Until recently, most computer vision models remained illiterate, largely ignoring the semantically rich and explicit information contained as scene text. Recent progress in scene text detection and recognition has recently allowed exploring its role in a diverse set of open computer vision problems, e.g. image classification, image-text retrieval, image captioning, and visual question answering to name a few. The explicit semantics of scene text closely requires specific modeling similar to language. However, scene text is a particular signal that has to be interpreted according to a comprehensive perspective that encapsulates all the visual cues in an image. Incorporating this information is a straightforward task for humans, but if we are unfamiliar with a language or scripture, achieving a complete world understanding is impossible (e.a. visiting a foreign country with a different alphabet). Despite the importance of scene text, modeling it requires considering the several ways in which scene text interacts with an image, processing and fusing an additional modality.

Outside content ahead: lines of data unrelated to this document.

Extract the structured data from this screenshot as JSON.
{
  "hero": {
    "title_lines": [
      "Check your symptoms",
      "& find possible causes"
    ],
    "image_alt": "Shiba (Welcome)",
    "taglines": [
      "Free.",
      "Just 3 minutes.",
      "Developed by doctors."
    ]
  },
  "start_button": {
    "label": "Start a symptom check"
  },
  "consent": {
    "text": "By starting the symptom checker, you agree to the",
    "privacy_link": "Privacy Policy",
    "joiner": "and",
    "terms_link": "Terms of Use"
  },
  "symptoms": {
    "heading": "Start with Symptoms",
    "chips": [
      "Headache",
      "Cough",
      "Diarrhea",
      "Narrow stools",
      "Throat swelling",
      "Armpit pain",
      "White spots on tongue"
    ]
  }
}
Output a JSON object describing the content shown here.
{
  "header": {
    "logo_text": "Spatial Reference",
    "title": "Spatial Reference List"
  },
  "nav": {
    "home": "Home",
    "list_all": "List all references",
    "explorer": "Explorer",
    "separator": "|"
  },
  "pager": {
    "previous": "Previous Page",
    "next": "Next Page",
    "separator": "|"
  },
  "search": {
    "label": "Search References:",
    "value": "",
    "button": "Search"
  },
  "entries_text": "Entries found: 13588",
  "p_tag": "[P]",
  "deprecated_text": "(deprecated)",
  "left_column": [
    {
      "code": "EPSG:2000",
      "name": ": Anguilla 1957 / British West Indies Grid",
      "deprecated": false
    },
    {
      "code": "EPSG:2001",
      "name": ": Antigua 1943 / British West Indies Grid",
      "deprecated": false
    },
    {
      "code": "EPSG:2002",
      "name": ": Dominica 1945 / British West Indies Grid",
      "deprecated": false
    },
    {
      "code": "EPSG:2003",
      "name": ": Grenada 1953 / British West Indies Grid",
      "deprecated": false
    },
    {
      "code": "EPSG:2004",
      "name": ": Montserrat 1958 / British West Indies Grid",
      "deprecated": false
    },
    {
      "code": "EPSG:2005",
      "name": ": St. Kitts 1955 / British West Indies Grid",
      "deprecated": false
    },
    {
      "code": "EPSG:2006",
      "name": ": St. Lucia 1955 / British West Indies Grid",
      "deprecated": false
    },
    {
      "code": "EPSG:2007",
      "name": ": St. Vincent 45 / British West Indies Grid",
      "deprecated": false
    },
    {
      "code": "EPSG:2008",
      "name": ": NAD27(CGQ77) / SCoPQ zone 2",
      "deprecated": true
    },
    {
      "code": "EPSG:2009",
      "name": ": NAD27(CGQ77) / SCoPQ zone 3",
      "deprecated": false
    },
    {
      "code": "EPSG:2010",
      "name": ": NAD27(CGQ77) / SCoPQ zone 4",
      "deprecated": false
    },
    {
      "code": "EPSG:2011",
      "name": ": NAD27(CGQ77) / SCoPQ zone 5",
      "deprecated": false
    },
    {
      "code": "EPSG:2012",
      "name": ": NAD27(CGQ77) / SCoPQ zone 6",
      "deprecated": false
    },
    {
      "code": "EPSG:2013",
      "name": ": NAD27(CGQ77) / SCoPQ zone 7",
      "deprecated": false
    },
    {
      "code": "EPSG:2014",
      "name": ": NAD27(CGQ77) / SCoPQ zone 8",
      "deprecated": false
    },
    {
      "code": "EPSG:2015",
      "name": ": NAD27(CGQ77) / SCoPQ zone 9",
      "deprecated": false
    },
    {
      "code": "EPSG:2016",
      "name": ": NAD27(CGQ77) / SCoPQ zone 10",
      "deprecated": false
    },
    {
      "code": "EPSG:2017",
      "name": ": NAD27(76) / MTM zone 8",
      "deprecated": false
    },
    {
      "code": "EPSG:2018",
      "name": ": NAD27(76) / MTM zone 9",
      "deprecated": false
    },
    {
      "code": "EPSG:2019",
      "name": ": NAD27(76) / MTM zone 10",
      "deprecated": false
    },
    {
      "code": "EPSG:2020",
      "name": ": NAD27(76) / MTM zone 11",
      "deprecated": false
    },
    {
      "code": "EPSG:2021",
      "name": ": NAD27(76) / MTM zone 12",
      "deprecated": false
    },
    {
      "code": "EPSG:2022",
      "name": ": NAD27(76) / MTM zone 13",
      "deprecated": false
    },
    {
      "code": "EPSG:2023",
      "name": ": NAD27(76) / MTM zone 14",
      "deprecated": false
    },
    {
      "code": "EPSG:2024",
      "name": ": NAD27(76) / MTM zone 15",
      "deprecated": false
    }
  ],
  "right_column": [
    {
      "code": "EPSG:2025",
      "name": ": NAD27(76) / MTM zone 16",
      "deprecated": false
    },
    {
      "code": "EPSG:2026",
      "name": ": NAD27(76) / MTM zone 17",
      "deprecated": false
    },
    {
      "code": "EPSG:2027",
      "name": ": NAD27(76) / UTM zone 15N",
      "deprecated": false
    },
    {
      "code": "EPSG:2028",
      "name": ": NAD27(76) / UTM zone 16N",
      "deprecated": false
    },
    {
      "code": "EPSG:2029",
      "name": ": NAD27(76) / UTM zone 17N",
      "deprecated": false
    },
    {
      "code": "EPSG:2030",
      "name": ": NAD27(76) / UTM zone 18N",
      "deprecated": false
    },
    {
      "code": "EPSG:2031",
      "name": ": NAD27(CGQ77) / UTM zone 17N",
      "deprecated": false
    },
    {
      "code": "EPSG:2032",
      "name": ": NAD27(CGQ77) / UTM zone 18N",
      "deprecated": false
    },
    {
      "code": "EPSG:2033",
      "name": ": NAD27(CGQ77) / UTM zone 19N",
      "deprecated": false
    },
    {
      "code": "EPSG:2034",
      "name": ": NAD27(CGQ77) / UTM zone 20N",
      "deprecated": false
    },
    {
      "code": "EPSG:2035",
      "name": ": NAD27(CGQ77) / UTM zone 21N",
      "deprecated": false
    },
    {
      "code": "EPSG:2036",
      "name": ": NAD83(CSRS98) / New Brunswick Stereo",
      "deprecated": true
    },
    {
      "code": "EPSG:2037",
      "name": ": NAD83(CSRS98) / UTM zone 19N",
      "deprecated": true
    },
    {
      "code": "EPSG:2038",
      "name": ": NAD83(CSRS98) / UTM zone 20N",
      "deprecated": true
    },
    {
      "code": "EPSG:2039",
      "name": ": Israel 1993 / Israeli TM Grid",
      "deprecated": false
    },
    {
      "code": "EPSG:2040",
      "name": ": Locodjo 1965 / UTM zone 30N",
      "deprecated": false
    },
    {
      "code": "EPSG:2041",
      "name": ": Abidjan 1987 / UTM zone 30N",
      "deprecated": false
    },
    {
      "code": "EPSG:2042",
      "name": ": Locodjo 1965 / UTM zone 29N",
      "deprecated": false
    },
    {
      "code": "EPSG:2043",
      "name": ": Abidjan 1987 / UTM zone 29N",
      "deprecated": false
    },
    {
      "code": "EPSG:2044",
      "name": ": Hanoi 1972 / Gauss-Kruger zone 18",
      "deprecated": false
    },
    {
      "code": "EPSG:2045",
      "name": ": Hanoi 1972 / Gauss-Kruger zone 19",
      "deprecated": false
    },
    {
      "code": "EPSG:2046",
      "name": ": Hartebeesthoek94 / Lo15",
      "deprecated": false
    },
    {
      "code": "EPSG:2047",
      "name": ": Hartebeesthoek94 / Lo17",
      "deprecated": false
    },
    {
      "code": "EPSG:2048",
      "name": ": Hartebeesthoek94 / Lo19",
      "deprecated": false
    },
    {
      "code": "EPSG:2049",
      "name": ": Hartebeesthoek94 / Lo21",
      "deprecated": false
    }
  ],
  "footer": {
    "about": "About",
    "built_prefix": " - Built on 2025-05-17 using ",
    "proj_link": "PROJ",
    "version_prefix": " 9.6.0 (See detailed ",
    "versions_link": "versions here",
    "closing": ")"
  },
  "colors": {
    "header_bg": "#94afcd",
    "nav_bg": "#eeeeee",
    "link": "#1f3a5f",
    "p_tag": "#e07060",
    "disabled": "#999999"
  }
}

In this thesis, we mainly focus on two tasks, scene text-based fine-grained image classification, and cross-modal retrieval. In both studied tasks we identify existing limitations in current approaches and propose plausible solutions. Concretely, in each chapter: i) We define a compact way to embed scene text that generalizes to unseen words at training time while performing in real-time. ii) We incorporate the previously learned scene text embedding to create an image-level descriptor that overcomes optical character recognition (OCR) errors which is well-suited to the fine-grained image classification task. iii) We design a region-level reasoning network that learns the interaction through semantics among salient visual regions and scene text instances. iv) We employ scene text information in image-text matching and introduce the Scene Text Aware Cross-Modal retrieval (StacMR) task. We gather a dataset that incorporates scene text and design a model suited for the newly studied modality. v) We identify the drawbacks of current retrieval metrics in cross-modal retrieval. An image captioning metric is proposed as a way of better evaluating semantics in retrieved results. Ample experimentation shows that incorporating such semantics into a model yields better semantic results while requiring significantly less data to converge.
Keywords: Computer Vision, Pattern Recognition, Deep Learning, Scene Text Image Retrieval, Fine-grained image retrieval, Cross-modal retrieval, Image-Text matching, Vision and Language, Scene Text Aware Cross-modal retrieval, Semantic Adaptive Margin, COCO-Text Captioned (CTC) Dataset.